CfPWV was measured in 2,407 CRIC participants without AF and 526 with AF at baseline. After restricting to participants with at least two cfPWV measurements, those with AF at baseline had a higher cfPWV (median 9.2, IQR 7.4-11.2) compared to those without AF (median 8.7, IQR 7.2-10.9). However, in adjusted mixed effects analyses, baseline AF status was not associated with any difference in cfPWV trajectory over time (β= –0.05, 95% confidence interval [CI] -0.12-0.03; interaction p-value with time= 0.258). Among participants without AF at baseline, those in the highest tertile of baseline cfPWV (median cfPWV 12.1 m/s, IQR 11.0-13.8) were older (median age 64 vs. 55 years), more often male (61% vs. 53%), smokers (13% vs. 9%), with higher mean arterial pressure (90 vs. 86 mmHg) and lower eGFR (38 vs. 49 mL/min/1.73m2) compared to participants in the lowest tertile (median cfPWV 6.8 m/s, IQR 6.1-7.3).
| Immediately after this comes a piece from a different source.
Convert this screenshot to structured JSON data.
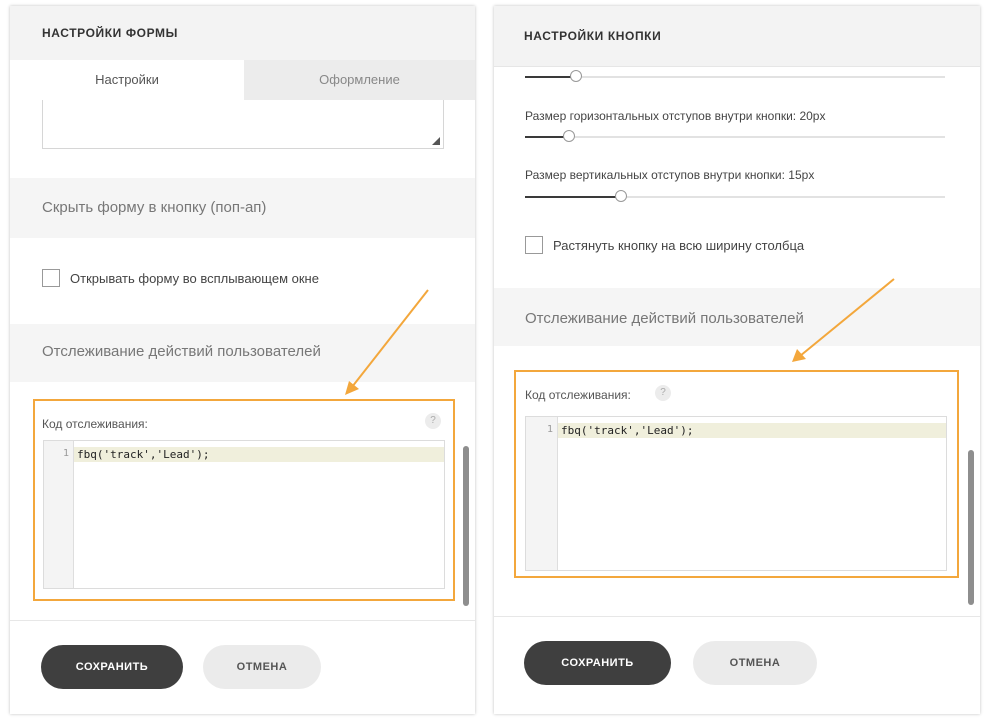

After a median follow-up of 10 years, baseline cfPWV was associated with an increased risk of AF (unadjusted standardized hazard ratio [sHR] 1.68, 95% CI 1.56-1.80 per standard deviation increase in cfPWV), which decreased but remained significant after multivariable adjustment (adjusted sHR 1.60, 95% CI 1.35-1.90). There was significant effect modification by race and diabetes.
In adults with CKD, higher LASt was associated with an increased risk of new-onset AF among those without AF at baseline. Our findings suggest that cfPWV may be a useful indicator of heightened risk of incident AF among individuals with CKD.